1Department of Immunology, Fukushima Medical University School of Medicine, 1-Hikarigaoka, Fukushima 960-1295, Japan
2Department of Applied Biochemistry, Tokai University, Hiratsuka, Kanagawa 259-1292, Japan

Received 3 October 2011; Accepted 8 November 2011

Academic Editor: Nobutaka Wakamiya

Copyright © 2012 Yuichi Endo et al. This is an open access article distributed under the Creative Commons Attribution License, which permits unrestricted use, distribution, and reproduction in any medium, provided the original work is properly cited.

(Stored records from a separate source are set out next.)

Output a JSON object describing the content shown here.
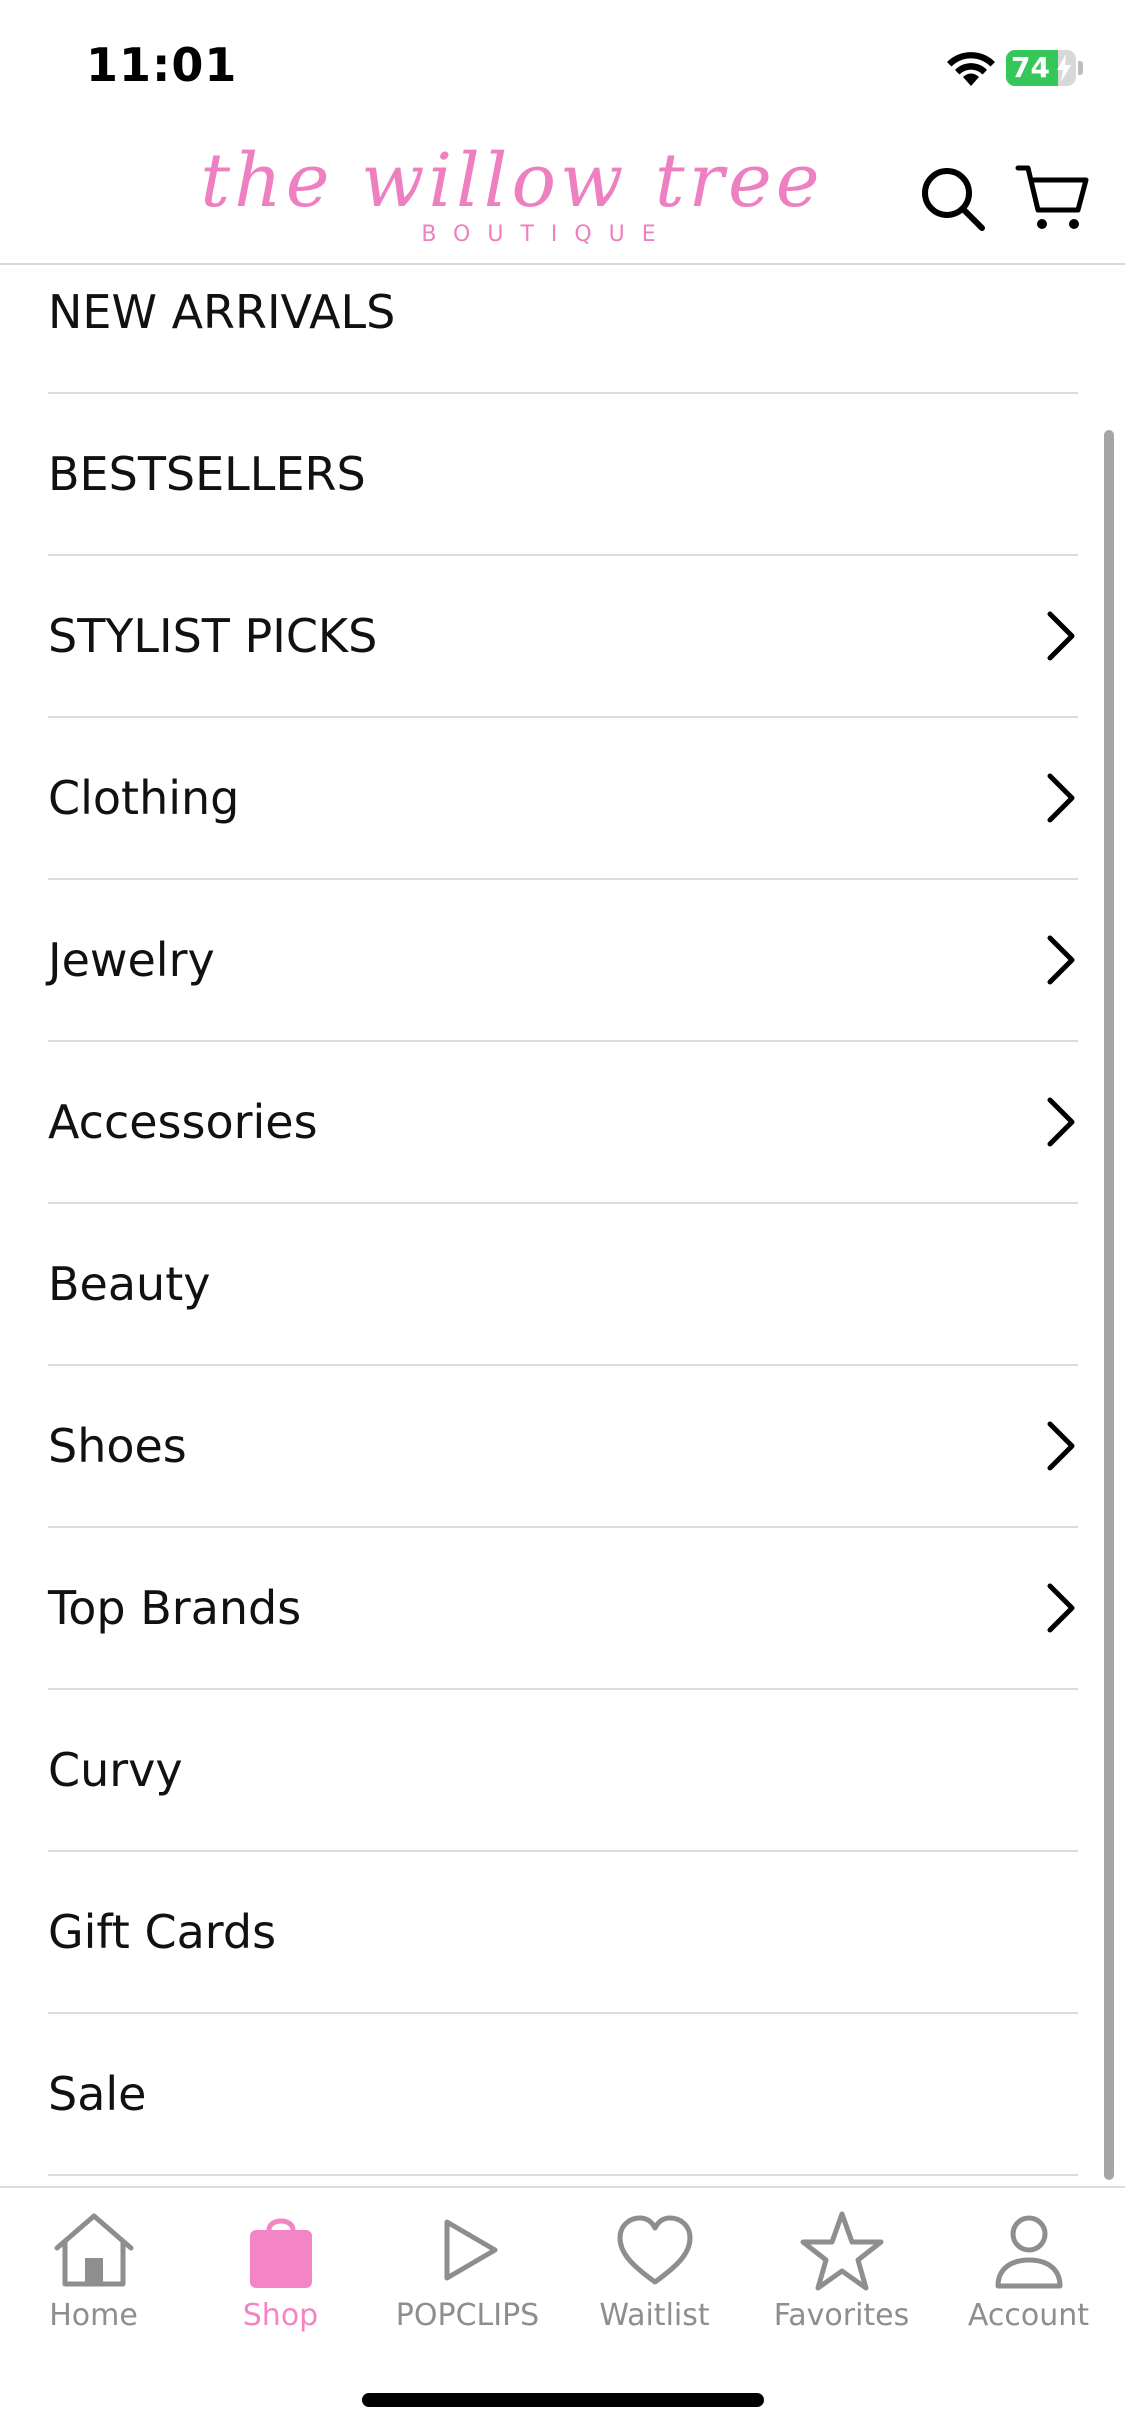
{
  "status_bar": {
    "time": "11:01",
    "battery_percent": "74",
    "battery_level": 0.74,
    "battery_color": "#35c759"
  },
  "header": {
    "logo_script": "the willow tree",
    "logo_sub": "BOUTIQUE",
    "logo_color": "#ee7fc0",
    "search_icon": "search-icon",
    "cart_icon": "cart-icon"
  },
  "menu": {
    "items": [
      {
        "label": "NEW ARRIVALS",
        "has_submenu": false
      },
      {
        "label": "BESTSELLERS",
        "has_submenu": false
      },
      {
        "label": "STYLIST PICKS",
        "has_submenu": true
      },
      {
        "label": "Clothing",
        "has_submenu": true
      },
      {
        "label": "Jewelry",
        "has_submenu": true
      },
      {
        "label": "Accessories",
        "has_submenu": true
      },
      {
        "label": "Beauty",
        "has_submenu": false
      },
      {
        "label": "Shoes",
        "has_submenu": true
      },
      {
        "label": "Top Brands",
        "has_submenu": true
      },
      {
        "label": "Curvy",
        "has_submenu": false
      },
      {
        "label": "Gift Cards",
        "has_submenu": false
      },
      {
        "label": "Sale",
        "has_submenu": false
      }
    ]
  },
  "tabbar": {
    "active_color": "#f385c6",
    "inactive_color": "#8e8e8e",
    "tabs": [
      {
        "label": "Home",
        "icon": "home-icon",
        "active": false
      },
      {
        "label": "Shop",
        "icon": "shopping-bag-icon",
        "active": true
      },
      {
        "label": "POPCLIPS",
        "icon": "play-icon",
        "active": false
      },
      {
        "label": "Waitlist",
        "icon": "heart-icon",
        "active": false
      },
      {
        "label": "Favorites",
        "icon": "star-icon",
        "active": false
      },
      {
        "label": "Account",
        "icon": "person-icon",
        "active": false
      }
    ]
  }
}
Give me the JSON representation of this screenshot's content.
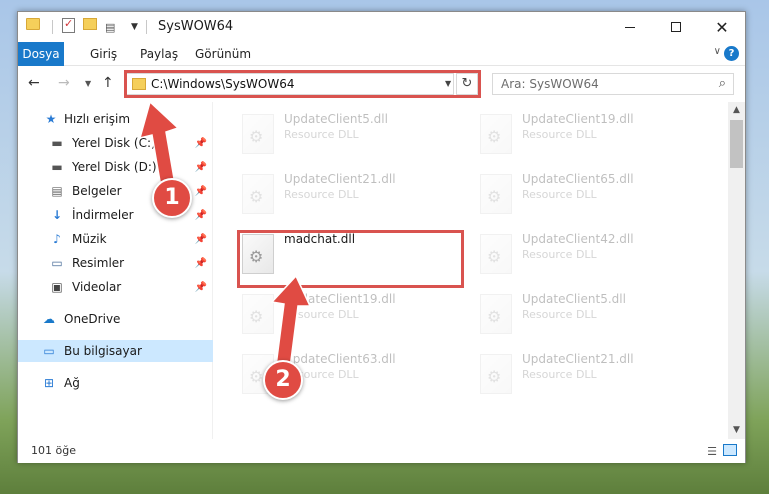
{
  "window": {
    "title": "SysWOW64"
  },
  "ribbon": {
    "tabs": [
      "Dosya",
      "Giriş",
      "Paylaş",
      "Görünüm"
    ]
  },
  "address": {
    "path": "C:\\Windows\\SysWOW64"
  },
  "search": {
    "placeholder": "Ara: SysWOW64"
  },
  "sidebar": {
    "items": [
      {
        "label": "Hızlı erişim",
        "icon": "star-icon"
      },
      {
        "label": "Yerel Disk (C:)",
        "icon": "drive-icon",
        "pinned": true
      },
      {
        "label": "Yerel Disk (D:)",
        "icon": "drive-icon",
        "pinned": true
      },
      {
        "label": "Belgeler",
        "icon": "document-icon",
        "pinned": true
      },
      {
        "label": "İndirmeler",
        "icon": "download-icon",
        "pinned": true
      },
      {
        "label": "Müzik",
        "icon": "music-icon",
        "pinned": true
      },
      {
        "label": "Resimler",
        "icon": "pictures-icon",
        "pinned": true
      },
      {
        "label": "Videolar",
        "icon": "video-icon",
        "pinned": true
      },
      {
        "label": "OneDrive",
        "icon": "cloud-icon"
      },
      {
        "label": "Bu bilgisayar",
        "icon": "computer-icon",
        "selected": true
      },
      {
        "label": "Ağ",
        "icon": "network-icon"
      }
    ]
  },
  "files": {
    "left": [
      {
        "name": "UpdateClient5.dll",
        "desc": "Resource DLL",
        "faded": true
      },
      {
        "name": "UpdateClient21.dll",
        "desc": "Resource DLL",
        "faded": true
      },
      {
        "name": "madchat.dll",
        "desc": "",
        "faded": false
      },
      {
        "name": "UpdateClient19.dll",
        "desc": "Resource DLL",
        "faded": true
      },
      {
        "name": "UpdateClient63.dll",
        "desc": "Resource DLL",
        "faded": true
      }
    ],
    "right": [
      {
        "name": "UpdateClient19.dll",
        "desc": "Resource DLL",
        "faded": true
      },
      {
        "name": "UpdateClient65.dll",
        "desc": "Resource DLL",
        "faded": true
      },
      {
        "name": "UpdateClient42.dll",
        "desc": "Resource DLL",
        "faded": true
      },
      {
        "name": "UpdateClient5.dll",
        "desc": "Resource DLL",
        "faded": true
      },
      {
        "name": "UpdateClient21.dll",
        "desc": "Resource DLL",
        "faded": true
      }
    ]
  },
  "status": {
    "item_count": "101 öğe"
  },
  "annotations": {
    "step1": "1",
    "step2": "2",
    "color": "#e04b43"
  }
}
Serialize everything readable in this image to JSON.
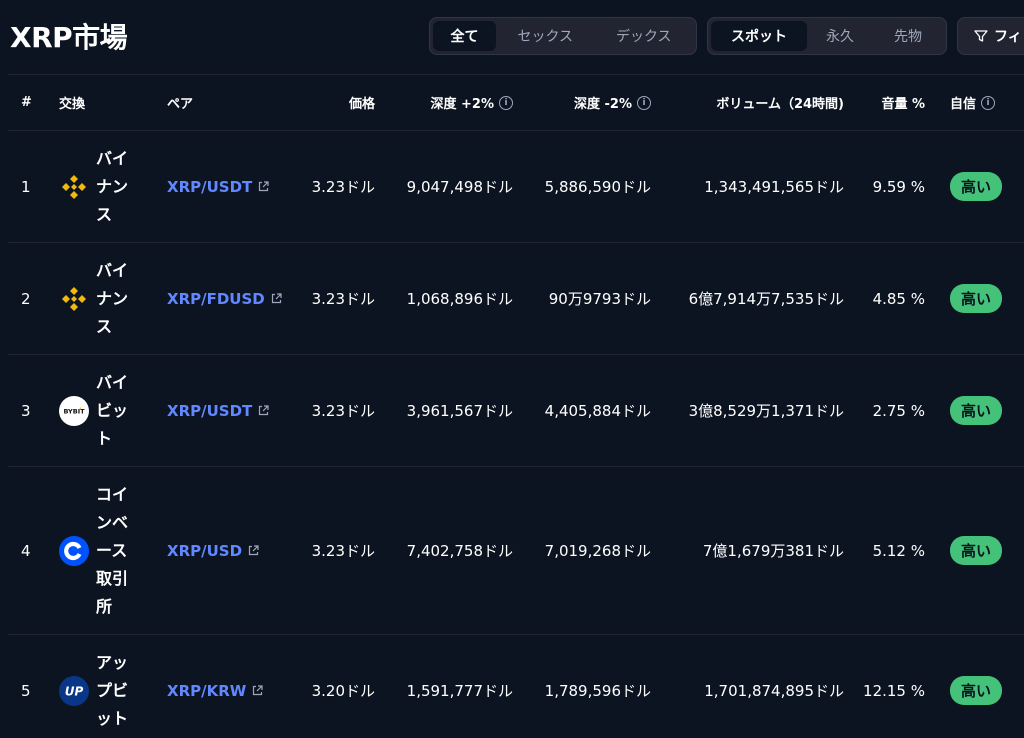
{
  "title": "XRP市場",
  "filter_group_1": [
    "全て",
    "セックス",
    "デックス"
  ],
  "filter_group_2": [
    "スポット",
    "永久",
    "先物"
  ],
  "filter_button": "フィ",
  "headers": {
    "num": "#",
    "exchange": "交換",
    "pair": "ペア",
    "price": "価格",
    "depth_plus": "深度 +2%",
    "depth_minus": "深度 -2%",
    "volume": "ボリューム（24時間)",
    "volume_share": "音量 %",
    "confidence": "自信"
  },
  "rows": [
    {
      "num": "1",
      "exchange": "バイナンス",
      "logo": "binance-logo",
      "pair": "XRP/USDT",
      "price": "3.23ドル",
      "depth_plus": "9,047,498ドル",
      "depth_minus": "5,886,590ドル",
      "volume": "1,343,491,565ドル",
      "share": "9.59 %",
      "confidence": "高い"
    },
    {
      "num": "2",
      "exchange": "バイナンス",
      "logo": "binance-logo",
      "pair": "XRP/FDUSD",
      "price": "3.23ドル",
      "depth_plus": "1,068,896ドル",
      "depth_minus": "90万9793ドル",
      "volume": "6億7,914万7,535ドル",
      "share": "4.85 %",
      "confidence": "高い"
    },
    {
      "num": "3",
      "exchange": "バイビット",
      "logo": "bybit-logo",
      "pair": "XRP/USDT",
      "price": "3.23ドル",
      "depth_plus": "3,961,567ドル",
      "depth_minus": "4,405,884ドル",
      "volume": "3億8,529万1,371ドル",
      "share": "2.75 %",
      "confidence": "高い"
    },
    {
      "num": "4",
      "exchange": "コインベース取引所",
      "logo": "coinbase-logo",
      "pair": "XRP/USD",
      "price": "3.23ドル",
      "depth_plus": "7,402,758ドル",
      "depth_minus": "7,019,268ドル",
      "volume": "7億1,679万381ドル",
      "share": "5.12 %",
      "confidence": "高い"
    },
    {
      "num": "5",
      "exchange": "アップビット",
      "logo": "upbit-logo",
      "pair": "XRP/KRW",
      "price": "3.20ドル",
      "depth_plus": "1,591,777ドル",
      "depth_minus": "1,789,596ドル",
      "volume": "1,701,874,895ドル",
      "share": "12.15 %",
      "confidence": "高い"
    }
  ],
  "colors": {
    "background": "#0d1421",
    "link": "#6188ff",
    "badge": "#45c27a",
    "binance": "#f0b90b",
    "coinbase": "#0052ff",
    "upbit": "#093687"
  }
}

Ficolins are thought to be pathogen-associated-molecular-pattern-(PAMP-) recognition molecules that function to support innate immunity. Like mannose-binding lectins (MBLs), most mammalian ficolins form complexes with MBL-associated serine proteases (MASPs), leading to complement activation via the lectin pathway. However, the ability of murine ficolin B, a homologue of human M-ficolin, to perform this function is still controversial. The results of the present study show that ficolin B in mouse bone marrow is an oligomeric protein. Ficolin B, pulled down using GlcNAc-agarose, contained very low, but detectable, amounts of MASP-2 and small MBL-associated protein (sMAP) and showed detectable C4-deposition activity on immobilized N-acetylglucosamine. These biochemical features of ficolin B were confirmed using recombinant mouse ficolin B produced in CHO cells. Taken together, these results suggest that like other mammalian homologues, murine ficolin B has an ability to exert its function via the lectin pathway.